Fill fixed size char array with integers in C++

Question

I want to store integers in char array ex: 0 up to 1449, I checked other posts and I tried memset, sprinf etc. but either I get gibberish characters or unreadable symbols when I print inside of char array. Can anyone help please?

I checked the duplicate link however I am not trying to print int to char, I want to store int in char array. But I tried buf[i] = static_cast<char>(i); inside for loop but it didn't work. Casting didn't work.

The last one I tried is like this: char buf[1450];

for (int i = 0; i < 1449; i++)
{
    memset(buf, ' '+ i, 1450);
    cout << buf[i];
}

The output is:

Answer 1

You are going to have to explain better what it is you want, because "store integers in char array" is exactly what this code does:

char buf[1450];

for (int i = 0; i < 1450; i++)
{
    buf[i] = static_cast<char>(i);
    std::cout << buf[i];
}

Yes, the output is similar to what your picture shows, but that is also the correct output.

When you use a debugger to look at buf after the loop, then it does contain: 0, 1, 2, 3, ..., 126, 127, -128, -127, ..., 0, 1, 2, 3, ... and so on, which is the expected contents given that we are trying to put the numbers 0-1449 into an integer type that (in this case*) can contain the range [-128;127].

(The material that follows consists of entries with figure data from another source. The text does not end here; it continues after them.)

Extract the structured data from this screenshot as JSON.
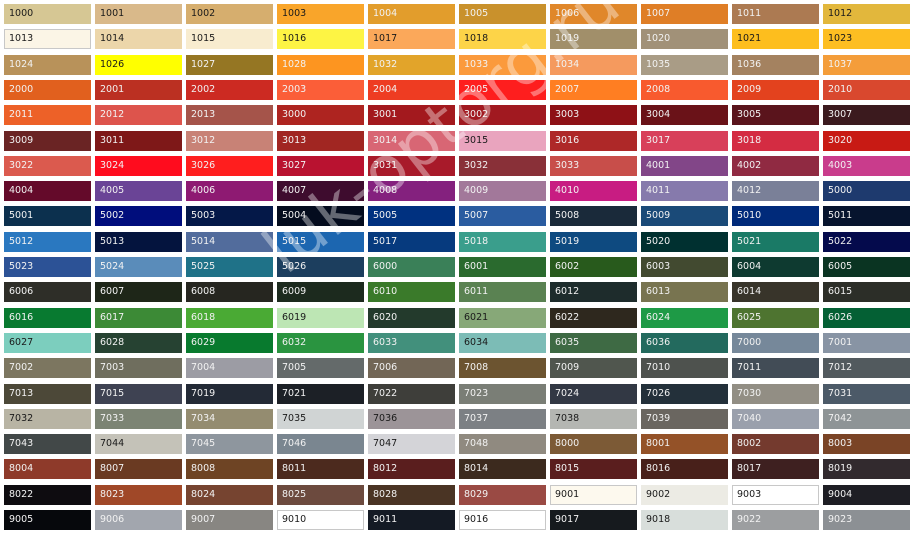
{
  "watermark": "luk-optorg.ru",
  "rows": [
    [
      [
        "1000",
        "#d6c794",
        1
      ],
      [
        "1001",
        "#d9b98a",
        1
      ],
      [
        "1002",
        "#d6ae6e",
        1
      ],
      [
        "1003",
        "#f9a52a",
        1
      ],
      [
        "1004",
        "#e29d2c",
        0
      ],
      [
        "1005",
        "#c9912c",
        0
      ],
      [
        "1006",
        "#e0872a",
        0
      ],
      [
        "1007",
        "#df7e26",
        0
      ],
      [
        "1011",
        "#ac7a52",
        0
      ],
      [
        "1012",
        "#e2b73c",
        1
      ]
    ],
    [
      [
        "1013",
        "#fbf5e6",
        2
      ],
      [
        "1014",
        "#ecd6aa",
        1
      ],
      [
        "1015",
        "#f8eccf",
        1
      ],
      [
        "1016",
        "#fdf444",
        1
      ],
      [
        "1017",
        "#fba85a",
        1
      ],
      [
        "1018",
        "#fdd448",
        1
      ],
      [
        "1019",
        "#a18f6a",
        0
      ],
      [
        "1020",
        "#a19178",
        0
      ],
      [
        "1021",
        "#fdbe1e",
        1
      ],
      [
        "1023",
        "#fdbe22",
        1
      ]
    ],
    [
      [
        "1024",
        "#b8925a",
        0
      ],
      [
        "1026",
        "#ffff00",
        1
      ],
      [
        "1027",
        "#957623",
        0
      ],
      [
        "1028",
        "#fd9520",
        0
      ],
      [
        "1032",
        "#e2a42a",
        0
      ],
      [
        "1033",
        "#fb9a3c",
        0
      ],
      [
        "1034",
        "#f59a5e",
        0
      ],
      [
        "1035",
        "#a99c86",
        0
      ],
      [
        "1036",
        "#a48260",
        0
      ],
      [
        "1037",
        "#f49d3a",
        0
      ]
    ],
    [
      [
        "2000",
        "#e1601e",
        0
      ],
      [
        "2001",
        "#bb3022",
        0
      ],
      [
        "2002",
        "#cc2a22",
        0
      ],
      [
        "2003",
        "#fb5e38",
        0
      ],
      [
        "2004",
        "#ee3c22",
        0
      ],
      [
        "2005",
        "#fe1e1e",
        0
      ],
      [
        "2007",
        "#ff7e22",
        0
      ],
      [
        "2008",
        "#f85a2e",
        0
      ],
      [
        "2009",
        "#e3421e",
        0
      ],
      [
        "2010",
        "#d9482e",
        0
      ]
    ],
    [
      [
        "2011",
        "#ed6128",
        0
      ],
      [
        "2012",
        "#dd544c",
        0
      ],
      [
        "2013",
        "#a5544a",
        0
      ],
      [
        "3000",
        "#ae2420",
        0
      ],
      [
        "3001",
        "#a3191e",
        0
      ],
      [
        "3002",
        "#a11920",
        0
      ],
      [
        "3003",
        "#8e1116",
        0
      ],
      [
        "3004",
        "#6a1218",
        0
      ],
      [
        "3005",
        "#5a141c",
        0
      ],
      [
        "3007",
        "#3b1a1e",
        0
      ]
    ],
    [
      [
        "3009",
        "#6a2424",
        0
      ],
      [
        "3011",
        "#7e1818",
        0
      ],
      [
        "3012",
        "#c88276",
        0
      ],
      [
        "3013",
        "#a12622",
        0
      ],
      [
        "3014",
        "#d86674",
        0
      ],
      [
        "3015",
        "#e9a4be",
        1
      ],
      [
        "3016",
        "#ae2828",
        0
      ],
      [
        "3017",
        "#d8405a",
        0
      ],
      [
        "3018",
        "#d42c42",
        0
      ],
      [
        "3020",
        "#c81a14",
        0
      ]
    ],
    [
      [
        "3022",
        "#db5a4e",
        0
      ],
      [
        "3024",
        "#ff0c1e",
        0
      ],
      [
        "3026",
        "#ff1e1e",
        0
      ],
      [
        "3027",
        "#b91230",
        0
      ],
      [
        "3031",
        "#a81a2a",
        0
      ],
      [
        "3032",
        "#893038",
        0
      ],
      [
        "3033",
        "#c84e4a",
        0
      ],
      [
        "4001",
        "#824688",
        0
      ],
      [
        "4002",
        "#902a42",
        0
      ],
      [
        "4003",
        "#c93c8c",
        0
      ]
    ],
    [
      [
        "4004",
        "#640a2a",
        0
      ],
      [
        "4005",
        "#6a4496",
        0
      ],
      [
        "4006",
        "#8e1a72",
        0
      ],
      [
        "4007",
        "#3e0c2e",
        0
      ],
      [
        "4008",
        "#84217e",
        0
      ],
      [
        "4009",
        "#a2789a",
        0
      ],
      [
        "4010",
        "#c81c82",
        0
      ],
      [
        "4011",
        "#867aac",
        0
      ],
      [
        "4012",
        "#7a8098",
        0
      ],
      [
        "5000",
        "#1e3a6e",
        0
      ]
    ],
    [
      [
        "5001",
        "#0c304e",
        0
      ],
      [
        "5002",
        "#000d7c",
        0
      ],
      [
        "5003",
        "#041848",
        0
      ],
      [
        "5004",
        "#040c1e",
        0
      ],
      [
        "5005",
        "#003180",
        0
      ],
      [
        "5007",
        "#2a5ca0",
        0
      ],
      [
        "5008",
        "#1a2a3a",
        0
      ],
      [
        "5009",
        "#1a4a78",
        0
      ],
      [
        "5010",
        "#002a7a",
        0
      ],
      [
        "5011",
        "#06142e",
        0
      ]
    ],
    [
      [
        "5012",
        "#2a78c0",
        0
      ],
      [
        "5013",
        "#04143e",
        0
      ],
      [
        "5014",
        "#526c9c",
        0
      ],
      [
        "5015",
        "#1c66b0",
        0
      ],
      [
        "5017",
        "#063a7e",
        0
      ],
      [
        "5018",
        "#3a9e8c",
        0
      ],
      [
        "5019",
        "#0e4a80",
        0
      ],
      [
        "5020",
        "#003030",
        0
      ],
      [
        "5021",
        "#1a7a66",
        0
      ],
      [
        "5022",
        "#040a4c",
        0
      ]
    ],
    [
      [
        "5023",
        "#2c5296",
        0
      ],
      [
        "5024",
        "#5a8cba",
        0
      ],
      [
        "5025",
        "#1f7288",
        0
      ],
      [
        "5026",
        "#1c3e5e",
        0
      ],
      [
        "6000",
        "#3a8058",
        0
      ],
      [
        "6001",
        "#2a6a2e",
        0
      ],
      [
        "6002",
        "#285a1c",
        0
      ],
      [
        "6003",
        "#424a30",
        0
      ],
      [
        "6004",
        "#0e3a30",
        0
      ],
      [
        "6005",
        "#0a3422",
        0
      ]
    ],
    [
      [
        "6006",
        "#2e2e28",
        0
      ],
      [
        "6007",
        "#1e2618",
        0
      ],
      [
        "6008",
        "#262620",
        0
      ],
      [
        "6009",
        "#1c2a1e",
        0
      ],
      [
        "6010",
        "#3a7a2a",
        0
      ],
      [
        "6011",
        "#5a8252",
        0
      ],
      [
        "6012",
        "#1e2c2c",
        0
      ],
      [
        "6013",
        "#787450",
        0
      ],
      [
        "6014",
        "#38342a",
        0
      ],
      [
        "6015",
        "#2c2e28",
        0
      ]
    ],
    [
      [
        "6016",
        "#087a30",
        0
      ],
      [
        "6017",
        "#3c8a36",
        0
      ],
      [
        "6018",
        "#4aaa34",
        0
      ],
      [
        "6019",
        "#bde6b4",
        1
      ],
      [
        "6020",
        "#233a2c",
        0
      ],
      [
        "6021",
        "#87a878",
        1
      ],
      [
        "6022",
        "#2e281e",
        0
      ],
      [
        "6024",
        "#1e9a46",
        0
      ],
      [
        "6025",
        "#4e7430",
        0
      ],
      [
        "6026",
        "#046034",
        0
      ]
    ],
    [
      [
        "6027",
        "#7ccebe",
        1
      ],
      [
        "6028",
        "#264232",
        0
      ],
      [
        "6029",
        "#087a2e",
        0
      ],
      [
        "6032",
        "#2a9440",
        0
      ],
      [
        "6033",
        "#42907c",
        0
      ],
      [
        "6034",
        "#7cbcb6",
        1
      ],
      [
        "6035",
        "#3e6a44",
        0
      ],
      [
        "6036",
        "#236a5e",
        0
      ],
      [
        "7000",
        "#76889a",
        0
      ],
      [
        "7001",
        "#8894a4",
        0
      ]
    ],
    [
      [
        "7002",
        "#7c7660",
        0
      ],
      [
        "7003",
        "#6f6e5e",
        0
      ],
      [
        "7004",
        "#9c9ca4",
        0
      ],
      [
        "7005",
        "#646a6a",
        0
      ],
      [
        "7006",
        "#726656",
        0
      ],
      [
        "7008",
        "#6c5430",
        0
      ],
      [
        "7009",
        "#50564e",
        0
      ],
      [
        "7010",
        "#4e524e",
        0
      ],
      [
        "7011",
        "#424c56",
        0
      ],
      [
        "7012",
        "#525a5e",
        0
      ]
    ],
    [
      [
        "7013",
        "#4c4838",
        0
      ],
      [
        "7015",
        "#3e4252",
        0
      ],
      [
        "7019",
        "#232a36",
        0
      ],
      [
        "7021",
        "#1c2026",
        0
      ],
      [
        "7022",
        "#3e3e3a",
        0
      ],
      [
        "7023",
        "#7a7e76",
        0
      ],
      [
        "7024",
        "#323844",
        0
      ],
      [
        "7026",
        "#23303a",
        0
      ],
      [
        "7030",
        "#928e84",
        0
      ],
      [
        "7031",
        "#4c5a68",
        0
      ]
    ],
    [
      [
        "7032",
        "#b8b4a4",
        1
      ],
      [
        "7033",
        "#7c8474",
        0
      ],
      [
        "7034",
        "#948c70",
        0
      ],
      [
        "7035",
        "#d0d4d4",
        1
      ],
      [
        "7036",
        "#9c9498",
        1
      ],
      [
        "7037",
        "#7c8084",
        0
      ],
      [
        "7038",
        "#b4b6b2",
        1
      ],
      [
        "7039",
        "#6a6660",
        0
      ],
      [
        "7040",
        "#9aa0ac",
        0
      ],
      [
        "7042",
        "#8e9496",
        0
      ]
    ],
    [
      [
        "7043",
        "#424848",
        0
      ],
      [
        "7044",
        "#c4c2b8",
        1
      ],
      [
        "7045",
        "#8e969e",
        0
      ],
      [
        "7046",
        "#7a8690",
        0
      ],
      [
        "7047",
        "#d4d4d8",
        1
      ],
      [
        "7048",
        "#908a80",
        0
      ],
      [
        "8000",
        "#7c5a36",
        0
      ],
      [
        "8001",
        "#945228",
        0
      ],
      [
        "8002",
        "#743a2e",
        0
      ],
      [
        "8003",
        "#7a4426",
        0
      ]
    ],
    [
      [
        "8004",
        "#8e3a2a",
        0
      ],
      [
        "8007",
        "#6a3a22",
        0
      ],
      [
        "8008",
        "#6e4424",
        0
      ],
      [
        "8011",
        "#4c2a1e",
        0
      ],
      [
        "8012",
        "#5a1e1e",
        0
      ],
      [
        "8014",
        "#3c2a1e",
        0
      ],
      [
        "8015",
        "#5a1e1e",
        0
      ],
      [
        "8016",
        "#48201a",
        0
      ],
      [
        "8017",
        "#3e2020",
        0
      ],
      [
        "8019",
        "#322a2e",
        0
      ]
    ],
    [
      [
        "8022",
        "#0e0c10",
        0
      ],
      [
        "8023",
        "#a04828",
        0
      ],
      [
        "8024",
        "#764430",
        0
      ],
      [
        "8025",
        "#6c4a3e",
        0
      ],
      [
        "8028",
        "#4a3424",
        0
      ],
      [
        "8029",
        "#9a4a44",
        0
      ],
      [
        "9001",
        "#fdf9ee",
        2
      ],
      [
        "9002",
        "#ecebe4",
        1
      ],
      [
        "9003",
        "#ffffff",
        2
      ],
      [
        "9004",
        "#1e1e24",
        0
      ]
    ],
    [
      [
        "9005",
        "#06080c",
        0
      ],
      [
        "9006",
        "#a2a6ae",
        0
      ],
      [
        "9007",
        "#888682",
        0
      ],
      [
        "9010",
        "#ffffff",
        2
      ],
      [
        "9011",
        "#141a24",
        0
      ],
      [
        "9016",
        "#ffffff",
        2
      ],
      [
        "9017",
        "#161a1e",
        0
      ],
      [
        "9018",
        "#d8dedb",
        1
      ],
      [
        "9022",
        "#9c9ea0",
        0
      ],
      [
        "9023",
        "#8c9094",
        0
      ]
    ]
  ]
}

If this is not the behavior you are looking for (it sounds like it isn't), then you need to describe your requirements in more detail or we won't be able to help you.

(*) Char must be able to contain a character representative. On many/most systems it is 8 bits, but the size is system dependent and it may also be larger.

---

New answer.

Thank you for the clarification, I believe that what you need is something like this:

int32_t before = 1093821061; // Int you want to transmit

uint8_t buf[4];
buf[0] = static_cast<uint8_t>((before >> 0) & 0xff);
buf[1] = static_cast<uint8_t>((before >> 8) & 0xff);
buf[2] = static_cast<uint8_t>((before >> 16) & 0xff);
buf[3] = static_cast<uint8_t>((before >> 24) & 0xff);

// Add buf to your UDP packet and send it
// Stuff...
// After receiving the packet on the other end:

int32_t after = 0;
after += buf[0] << 0;
after += buf[1] << 8;
after += buf[2] << 16;
after += buf[3] << 24;

std::cout << before << ", " << after << std::endl;

Your problem (as I see it), is that you want to store 32bit numbers in the 8bit buffers that you need for UDP packets. The way to do this is to pick the larger number apart, and convert it into individual bytes, transmit those bytes, and then assemble the big number again from the bytes.

The above code should allow you to do this. Note that I have changed types to int32_t and uint8_t to ensure that I know the exact size of my types - depending on the library you use, you may have to use plain int and char types, just be aware that then the exact sizes of your types are not guaranteed (most likely it will still be 32 and 8 bits, but they can change in size if you change compiler or compile for a different target system). If you want you can add some sizeof checks to ensure that your types conform to what you expect.

Answer 2

I'm not sure what you trying to do! You should say your objective.

A char (usually 8 bit) in c++ doesn't hold an int (usually 32 bit), If you want to store an int you should use an int array:

int buf[1500];

The memset(buf, ' '+ i, 1450); will actually write the sum of ' ' ascii number plus i always at beginning of the buffer (buffer address is never incremented).

something like this, maybe is what you want:

int buf[1500] = 0;
for (int i = 0; i < 1449; i++)
{
    buf[i] = i;
    cout << buf[i] << ' ';
}

consider using c++11 containers like std::vector to hold the int or chars, would much safer to use.